Aestheticizing Audio

Creating audio visualizations to convey the feeling behind music.

Above; Nest + Brambles - Amroth (full video). Recorded from projected image on wall to mimic museum installation.


September - November, 2017

This project was created for the Gregg Museum of Art and Design in Raleigh, North Carolina. Starting with the questions I usually ask in computational play, I wanted to explore how visuals could represent the feeling behind music. For my investigation, the final result was a computer program written in Processing. Taking audio as input, the code generates visuals by mapping audio metadata like the amplitude and frequency data, and the current time in the song. The final result was shown on a projector in the museum, so I have included a video recording of one of the songs playing on my projector at home at the top of the page.

Nest + Amroth - Brambles (final frame).
Nest - Kyoto (final frame).
Nest - Lodge (final frame).
Nest - Moonbow (final frame).

Explorations and findings

The basic structure and idea of the piece was completed pretty early, and most of the project time consisted of tweaking the variables controlling the "look" of the piece to reflect the mood of the music being played.

The visual variables I played with were mainly scale, color, strokes, transparency, and visual transience. Manipulating these variables, the balance between audio and visuals had to be maintained. For example, setting the scale too high would result in the visuals overpowering the music, since variations between various passages might not be visible on the piece as it played. On the other hand, highly transient visuals would result in music overpowering the visuals--one would be able to see even nuanced changes in the musical passage but it might distract from and / or wash out previously established visuals.

In short, in my preliminary investigation I find the following (loose) relationships between the variables I explored and the attributes of music they contributed to (+) or detracted from (-):

  • Scale: +mood, -history
  • Color: +mood
  • Stroke: -dreaminess, +focus
  • Transparency: +dreaminess, +mood, +history
  • Attack: -history, -dreaminess

I did not account for several other variables that I could have looked at, the most obvious of which was the shapes of objects in the visualization.
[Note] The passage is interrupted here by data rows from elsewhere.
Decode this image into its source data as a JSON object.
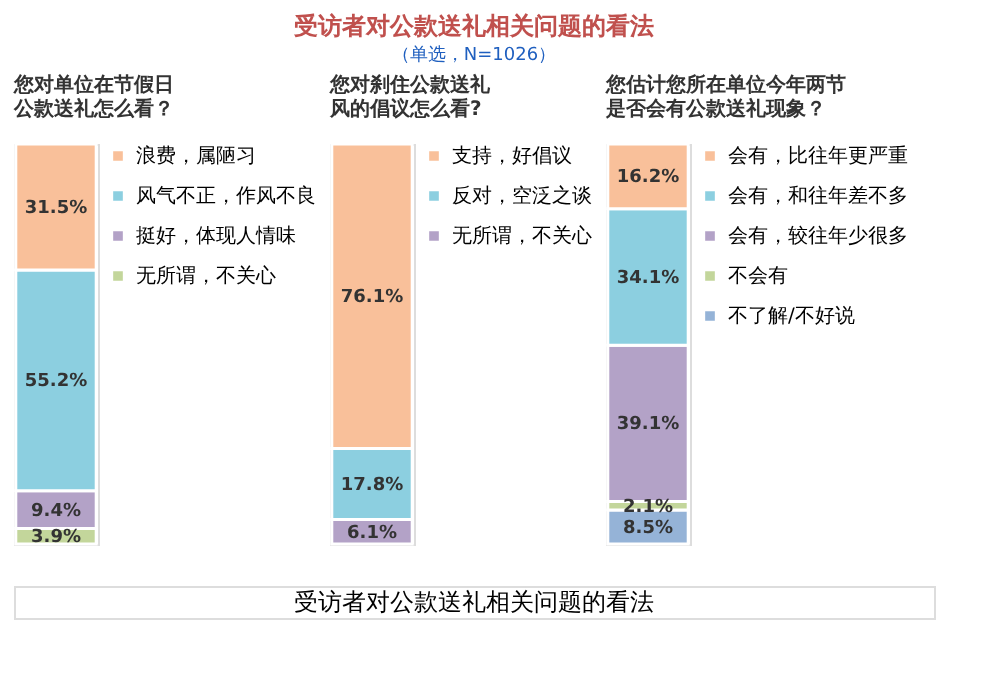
{
  "chart_data": [
    {
      "type": "bar",
      "stacked": true,
      "title": "您对单位在节假日公款送礼怎么看？",
      "annotations": [
        "受访者对公款送礼相关问题的看法",
        "（单选，N=1026）",
        "受访者对公款送礼相关问题的看法"
      ],
      "categories": [
        null
      ],
      "legend": "right",
      "series": [
        {
          "name": "无所谓，不关心",
          "color": "#c3d69b",
          "values": [
            3.9
          ],
          "value_labels": [
            "3.9%"
          ]
        },
        {
          "name": "挺好，体现人情味",
          "color": "#b3a2c7",
          "values": [
            9.4
          ],
          "value_labels": [
            "9.4%"
          ]
        },
        {
          "name": "风气不正，作风不良",
          "color": "#8ccfe0",
          "values": [
            55.2
          ],
          "value_labels": [
            "55.2%"
          ]
        },
        {
          "name": "浪费，属陋习",
          "color": "#f9c09a",
          "values": [
            31.5
          ],
          "value_labels": [
            "31.5%"
          ]
        }
      ]
    },
    {
      "type": "bar",
      "stacked": true,
      "title": "您对刹住公款送礼风的倡议怎么看?",
      "categories": [
        null
      ],
      "legend": "right",
      "series": [
        {
          "name": "无所谓，不关心",
          "color": "#b3a2c7",
          "values": [
            6.1
          ],
          "value_labels": [
            "6.1%"
          ]
        },
        {
          "name": "反对，空泛之谈",
          "color": "#8ccfe0",
          "values": [
            17.8
          ],
          "value_labels": [
            "17.8%"
          ]
        },
        {
          "name": "支持，好倡议",
          "color": "#f9c09a",
          "values": [
            76.1
          ],
          "value_labels": [
            "76.1%"
          ]
        }
      ]
    },
    {
      "type": "bar",
      "stacked": true,
      "title": "您估计您所在单位今年两节是否会有公款送礼现象？",
      "categories": [
        null
      ],
      "legend": "right",
      "series": [
        {
          "name": "不了解/不好说",
          "color": "#95b3d7",
          "values": [
            8.5
          ],
          "value_labels": [
            "8.5%"
          ]
        },
        {
          "name": "不会有",
          "color": "#c3d69b",
          "values": [
            2.1
          ],
          "value_labels": [
            "2.1%"
          ]
        },
        {
          "name": "会有，较往年少很多",
          "color": "#b3a2c7",
          "values": [
            39.1
          ],
          "value_labels": [
            "39.1%"
          ]
        },
        {
          "name": "会有，和往年差不多",
          "color": "#8ccfe0",
          "values": [
            34.1
          ],
          "value_labels": [
            "34.1%"
          ]
        },
        {
          "name": "会有，比往年更严重",
          "color": "#f9c09a",
          "values": [
            16.2
          ],
          "value_labels": [
            "16.2%"
          ]
        }
      ]
    }
  ]
}
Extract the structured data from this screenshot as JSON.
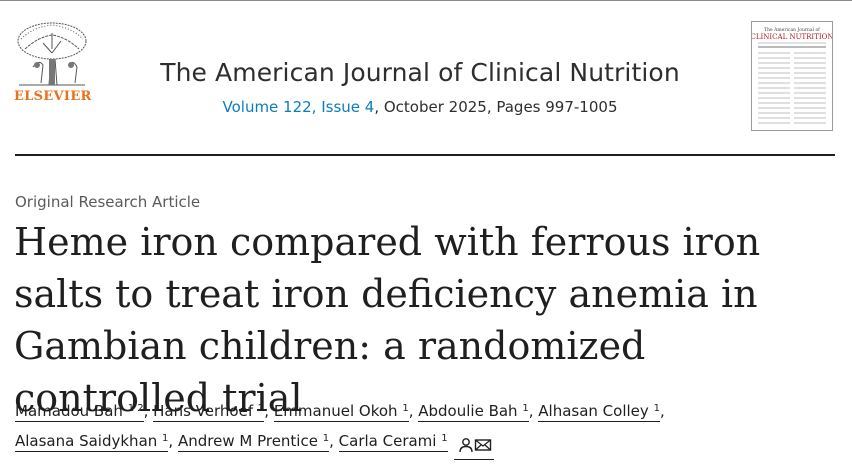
{
  "publisher": {
    "wordmark": "ELSEVIER"
  },
  "journal": {
    "title": "The American Journal of Clinical Nutrition",
    "issue_link": "Volume 122, Issue 4",
    "issue_rest": ", October 2025, Pages 997-1005"
  },
  "cover": {
    "header_small": "The American Journal of",
    "header_big": "CLINICAL NUTRITION"
  },
  "article": {
    "type": "Original Research Article",
    "title": "Heme iron compared with ferrous iron salts to treat iron deficiency anemia in Gambian children: a randomized controlled trial"
  },
  "authors": [
    {
      "name": "Mamadou Bah",
      "sup": "1 2"
    },
    {
      "name": "Hans Verhoef",
      "sup": "2"
    },
    {
      "name": "Emmanuel Okoh",
      "sup": "1"
    },
    {
      "name": "Abdoulie Bah",
      "sup": "1"
    },
    {
      "name": "Alhasan Colley",
      "sup": "1"
    },
    {
      "name": "Alasana Saidykhan",
      "sup": "1"
    },
    {
      "name": "Andrew M Prentice",
      "sup": "1"
    },
    {
      "name": "Carla Cerami",
      "sup": "1"
    }
  ],
  "colors": {
    "elsevier_orange": "#e9711c",
    "link_blue": "#0c7dbb",
    "text": "#1f1f1f"
  },
  "icons": [
    "person-icon",
    "envelope-icon"
  ]
}
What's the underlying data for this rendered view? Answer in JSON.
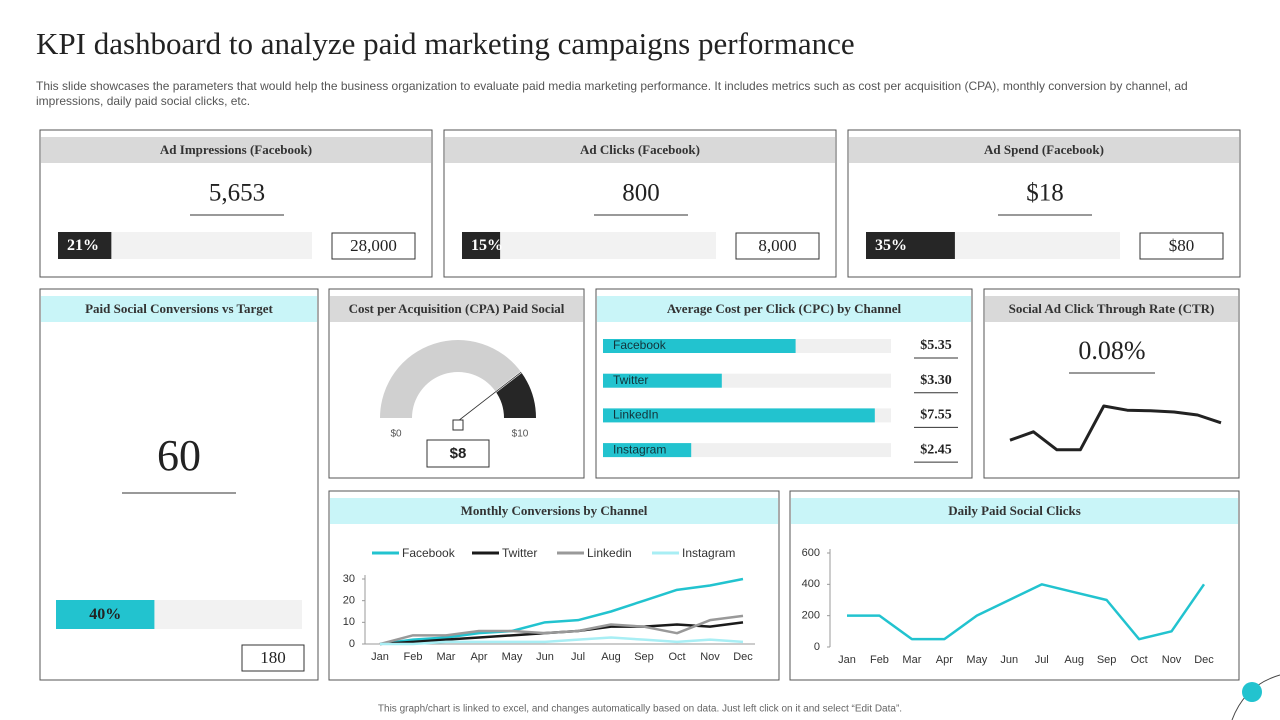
{
  "header": {
    "title": "KPI dashboard to analyze paid marketing campaigns performance",
    "subtitle": "This slide showcases the parameters that would help the business organization to evaluate paid media marketing performance. It includes metrics such as cost per acquisition (CPA), monthly conversion by channel, ad impressions, daily paid social clicks, etc."
  },
  "kpis": [
    {
      "title": "Ad Impressions (Facebook)",
      "value": "5,653",
      "progress": {
        "value": 21,
        "label": "21%"
      },
      "target": "28,000"
    },
    {
      "title": "Ad Clicks (Facebook)",
      "value": "800",
      "progress": {
        "value": 15,
        "label": "15%"
      },
      "target": "8,000"
    },
    {
      "title": "Ad Spend (Facebook)",
      "value": "$18",
      "progress": {
        "value": 35,
        "label": "35%"
      },
      "target": "$80"
    }
  ],
  "conversions": {
    "title": "Paid Social Conversions vs Target",
    "value": "60",
    "progress": {
      "value": 40,
      "label": "40%"
    },
    "target": "180"
  },
  "chart_data": [
    {
      "type": "gauge",
      "title": "Cost per Acquisition (CPA) Paid Social",
      "value": 8,
      "value_label": "$8",
      "xlim": [
        0,
        10
      ],
      "xticks": [
        {
          "value": 0,
          "label": "$0"
        },
        {
          "value": 10,
          "label": "$10"
        }
      ]
    },
    {
      "type": "hbar",
      "title": "Average Cost per Click (CPC) by Channel",
      "categories": [
        "Facebook",
        "Twitter",
        "LinkedIn",
        "Instagram"
      ],
      "values": [
        5.35,
        3.3,
        7.55,
        2.45
      ],
      "value_labels": [
        "$5.35",
        "$3.30",
        "$7.55",
        "$2.45"
      ],
      "xlim": [
        0,
        8
      ],
      "color": "#22c3cf"
    },
    {
      "type": "sparkline",
      "title": "Social Ad Click Through Rate (CTR)",
      "value": "0.08%",
      "values": [
        3.3,
        4.7,
        1.7,
        1.7,
        9,
        8.3,
        8.2,
        8,
        7.5,
        6.2
      ],
      "ylim": [
        0,
        10
      ],
      "color": "#222222"
    },
    {
      "type": "line",
      "title": "Monthly Conversions by Channel",
      "categories": [
        "Jan",
        "Feb",
        "Mar",
        "Apr",
        "May",
        "Jun",
        "Jul",
        "Aug",
        "Sep",
        "Oct",
        "Nov",
        "Dec"
      ],
      "series": [
        {
          "name": "Facebook",
          "color": "#22c3cf",
          "values": [
            0,
            2,
            3,
            5,
            6,
            10,
            11,
            15,
            20,
            25,
            27,
            30
          ]
        },
        {
          "name": "Twitter",
          "color": "#1a1a1a",
          "values": [
            0,
            1,
            2,
            3,
            4,
            5,
            6,
            8,
            8,
            9,
            8,
            10
          ]
        },
        {
          "name": "Linkedin",
          "color": "#999999",
          "values": [
            0,
            4,
            4,
            6,
            6,
            5,
            6,
            9,
            8,
            5,
            11,
            13
          ]
        },
        {
          "name": "Instagram",
          "color": "#a8eef4",
          "values": [
            0,
            0,
            1,
            1,
            1,
            1,
            2,
            3,
            2,
            1,
            2,
            1
          ]
        }
      ],
      "ylim": [
        0,
        30
      ],
      "yticks": [
        0,
        10,
        20,
        30
      ]
    },
    {
      "type": "line",
      "title": "Daily Paid Social Clicks",
      "categories": [
        "Jan",
        "Feb",
        "Mar",
        "Apr",
        "May",
        "Jun",
        "Jul",
        "Aug",
        "Sep",
        "Oct",
        "Nov",
        "Dec"
      ],
      "values": [
        200,
        200,
        50,
        50,
        200,
        300,
        400,
        350,
        300,
        50,
        100,
        400
      ],
      "color": "#22c3cf",
      "ylim": [
        0,
        600
      ],
      "yticks": [
        0,
        200,
        400,
        600
      ]
    }
  ],
  "footer": "This graph/chart is linked to excel, and changes automatically based on data. Just left click on it and select “Edit Data”."
}
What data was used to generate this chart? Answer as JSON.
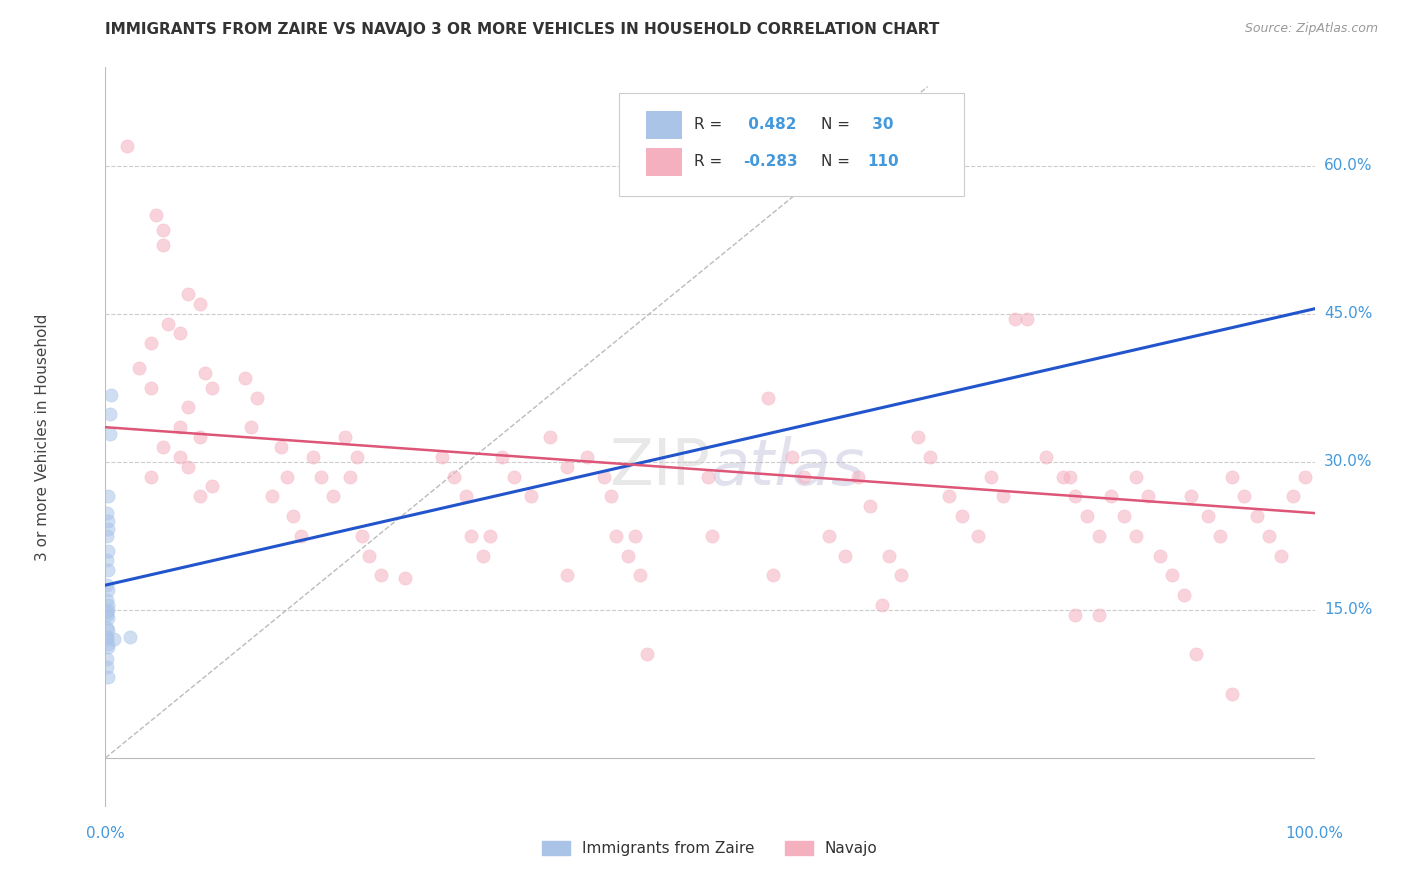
{
  "title": "IMMIGRANTS FROM ZAIRE VS NAVAJO 3 OR MORE VEHICLES IN HOUSEHOLD CORRELATION CHART",
  "source": "Source: ZipAtlas.com",
  "ylabel": "3 or more Vehicles in Household",
  "y_tick_values": [
    0.15,
    0.3,
    0.45,
    0.6
  ],
  "y_tick_labels": [
    "15.0%",
    "30.0%",
    "45.0%",
    "60.0%"
  ],
  "x_tick_labels": [
    "0.0%",
    "100.0%"
  ],
  "xlim": [
    0.0,
    1.0
  ],
  "ylim": [
    -0.05,
    0.7
  ],
  "legend_r1": "R =  0.482",
  "legend_n1": "N =  30",
  "legend_r2": "R = -0.283",
  "legend_n2": "N = 110",
  "bottom_legend": [
    {
      "label": "Immigrants from Zaire",
      "color": "#aac4e8"
    },
    {
      "label": "Navajo",
      "color": "#f5b0c0"
    }
  ],
  "blue_dots": [
    [
      0.001,
      0.225
    ],
    [
      0.002,
      0.24
    ],
    [
      0.002,
      0.265
    ],
    [
      0.001,
      0.2
    ],
    [
      0.002,
      0.19
    ],
    [
      0.002,
      0.21
    ],
    [
      0.001,
      0.175
    ],
    [
      0.002,
      0.17
    ],
    [
      0.001,
      0.16
    ],
    [
      0.002,
      0.15
    ],
    [
      0.001,
      0.145
    ],
    [
      0.002,
      0.155
    ],
    [
      0.001,
      0.148
    ],
    [
      0.002,
      0.142
    ],
    [
      0.002,
      0.13
    ],
    [
      0.001,
      0.12
    ],
    [
      0.002,
      0.112
    ],
    [
      0.001,
      0.132
    ],
    [
      0.001,
      0.122
    ],
    [
      0.002,
      0.115
    ],
    [
      0.004,
      0.348
    ],
    [
      0.005,
      0.368
    ],
    [
      0.004,
      0.328
    ],
    [
      0.001,
      0.248
    ],
    [
      0.002,
      0.232
    ],
    [
      0.001,
      0.1
    ],
    [
      0.001,
      0.092
    ],
    [
      0.002,
      0.082
    ],
    [
      0.007,
      0.12
    ],
    [
      0.02,
      0.122
    ]
  ],
  "pink_dots": [
    [
      0.018,
      0.62
    ],
    [
      0.042,
      0.55
    ],
    [
      0.048,
      0.52
    ],
    [
      0.068,
      0.47
    ],
    [
      0.078,
      0.46
    ],
    [
      0.052,
      0.44
    ],
    [
      0.062,
      0.43
    ],
    [
      0.082,
      0.39
    ],
    [
      0.088,
      0.375
    ],
    [
      0.068,
      0.355
    ],
    [
      0.062,
      0.335
    ],
    [
      0.038,
      0.42
    ],
    [
      0.028,
      0.395
    ],
    [
      0.038,
      0.375
    ],
    [
      0.078,
      0.325
    ],
    [
      0.048,
      0.315
    ],
    [
      0.062,
      0.305
    ],
    [
      0.068,
      0.295
    ],
    [
      0.038,
      0.285
    ],
    [
      0.088,
      0.275
    ],
    [
      0.078,
      0.265
    ],
    [
      0.115,
      0.385
    ],
    [
      0.125,
      0.365
    ],
    [
      0.12,
      0.335
    ],
    [
      0.145,
      0.315
    ],
    [
      0.15,
      0.285
    ],
    [
      0.138,
      0.265
    ],
    [
      0.155,
      0.245
    ],
    [
      0.162,
      0.225
    ],
    [
      0.172,
      0.305
    ],
    [
      0.178,
      0.285
    ],
    [
      0.188,
      0.265
    ],
    [
      0.198,
      0.325
    ],
    [
      0.208,
      0.305
    ],
    [
      0.202,
      0.285
    ],
    [
      0.212,
      0.225
    ],
    [
      0.218,
      0.205
    ],
    [
      0.228,
      0.185
    ],
    [
      0.248,
      0.182
    ],
    [
      0.278,
      0.305
    ],
    [
      0.288,
      0.285
    ],
    [
      0.298,
      0.265
    ],
    [
      0.302,
      0.225
    ],
    [
      0.312,
      0.205
    ],
    [
      0.318,
      0.225
    ],
    [
      0.328,
      0.305
    ],
    [
      0.338,
      0.285
    ],
    [
      0.352,
      0.265
    ],
    [
      0.368,
      0.325
    ],
    [
      0.382,
      0.295
    ],
    [
      0.398,
      0.305
    ],
    [
      0.412,
      0.285
    ],
    [
      0.418,
      0.265
    ],
    [
      0.422,
      0.225
    ],
    [
      0.432,
      0.205
    ],
    [
      0.438,
      0.225
    ],
    [
      0.442,
      0.185
    ],
    [
      0.448,
      0.105
    ],
    [
      0.498,
      0.285
    ],
    [
      0.502,
      0.225
    ],
    [
      0.548,
      0.365
    ],
    [
      0.568,
      0.305
    ],
    [
      0.578,
      0.285
    ],
    [
      0.598,
      0.225
    ],
    [
      0.612,
      0.205
    ],
    [
      0.622,
      0.285
    ],
    [
      0.632,
      0.255
    ],
    [
      0.648,
      0.205
    ],
    [
      0.658,
      0.185
    ],
    [
      0.672,
      0.325
    ],
    [
      0.682,
      0.305
    ],
    [
      0.698,
      0.265
    ],
    [
      0.708,
      0.245
    ],
    [
      0.722,
      0.225
    ],
    [
      0.732,
      0.285
    ],
    [
      0.742,
      0.265
    ],
    [
      0.752,
      0.445
    ],
    [
      0.762,
      0.445
    ],
    [
      0.778,
      0.305
    ],
    [
      0.792,
      0.285
    ],
    [
      0.798,
      0.285
    ],
    [
      0.802,
      0.265
    ],
    [
      0.812,
      0.245
    ],
    [
      0.822,
      0.225
    ],
    [
      0.832,
      0.265
    ],
    [
      0.842,
      0.245
    ],
    [
      0.852,
      0.225
    ],
    [
      0.852,
      0.285
    ],
    [
      0.862,
      0.265
    ],
    [
      0.872,
      0.205
    ],
    [
      0.882,
      0.185
    ],
    [
      0.892,
      0.165
    ],
    [
      0.898,
      0.265
    ],
    [
      0.912,
      0.245
    ],
    [
      0.922,
      0.225
    ],
    [
      0.932,
      0.285
    ],
    [
      0.942,
      0.265
    ],
    [
      0.952,
      0.245
    ],
    [
      0.962,
      0.225
    ],
    [
      0.972,
      0.205
    ],
    [
      0.982,
      0.265
    ],
    [
      0.992,
      0.285
    ],
    [
      0.902,
      0.105
    ],
    [
      0.932,
      0.065
    ],
    [
      0.048,
      0.535
    ],
    [
      0.382,
      0.185
    ],
    [
      0.552,
      0.185
    ],
    [
      0.642,
      0.155
    ],
    [
      0.802,
      0.145
    ],
    [
      0.822,
      0.145
    ]
  ],
  "blue_line": {
    "x0": 0.0,
    "y0": 0.175,
    "x1": 1.0,
    "y1": 0.455
  },
  "pink_line": {
    "x0": 0.0,
    "y0": 0.335,
    "x1": 1.0,
    "y1": 0.248
  },
  "diag_line": {
    "x0": 0.0,
    "y0": 0.0,
    "x1": 0.68,
    "y1": 0.68
  },
  "background_color": "#ffffff",
  "grid_color": "#cccccc",
  "title_color": "#333333",
  "blue_dot_color": "#aac4e8",
  "pink_dot_color": "#f5b0c0",
  "blue_line_color": "#2255cc",
  "pink_line_color": "#dd5577",
  "diag_line_color": "#bbbbbb",
  "tick_label_color": "#4499dd",
  "legend_text_color": "#4499dd",
  "dot_size": 90,
  "dot_alpha": 0.55,
  "figsize": [
    14.06,
    8.92
  ],
  "dpi": 100
}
I went with cubes because of their directional disambiguity despite nice symmetry. I could achieve nice flowing lines and generate the illusion of three-dimensional objects using the affordances provided by the cube. However, I can see similar opportunities with other shapes as well, but research into the effects of the shapes on the feeling was outside the scope of this project.

I found it very hard to write an algorithm that would generate convincing visuals for music of different genres. For instance, the music that I had decided to play at the show was mostly ambient, repetitive, atmospheric music. In one word, I would describe it as "dreamy", and I tailored my visuals for this kind of music. The same algorithm will not work as well for, say, heavy metal music. There are other differences in genres that have to be kept in mind as well--some genres rely on a contrast in the type of sound while keeing the level relatively equal (eg heavy metal), while others rely on a contrast + variance in sound levels rather than type of sound to create their feeling (eg ambient, spaced-out music). Since I was focusing on the latter, I made heavy use of sound levels in controlling my visuals, for example.

Further work + reading

What started as a fun experiment with audio opened up realy interesting questions about the meaning of moods and feelings, and their associations with visual elements. My investigations for this project were not very deep, but I did arrive at some interesting framework of ideas for implementing visuals. I can easily see the scope of this project renewed to explore the relationships between audio and visuals and how to marry them together. Moving forward to an age where immersive media is increasingly important, the importance of audio in interface design is very high, and this sort of investigation could prove invaluable for the development of a immersive audio-visual system.

An interesting investigation could be done using modern technological advancements like machine learning. As noted, my algorithm does not account for wildly different musical genres. Could an algorithm interpret the "feeling" behind music, and create corresponding visuals? This would entail operationalizing variables in both music and visuals--is there a relationship between observable objective metadata from audio files containing music, and the subjective interpretation of this music by people? Is there a similar relationship for the visual medium? If so, can an algorithm be taught this relationship through a neural network?

Scott Reinhard's thesis on interaction gestalt principles might be a worthwhile read for the various interesting findings in interactions vs "feelings" conveyed by properties of those interactions.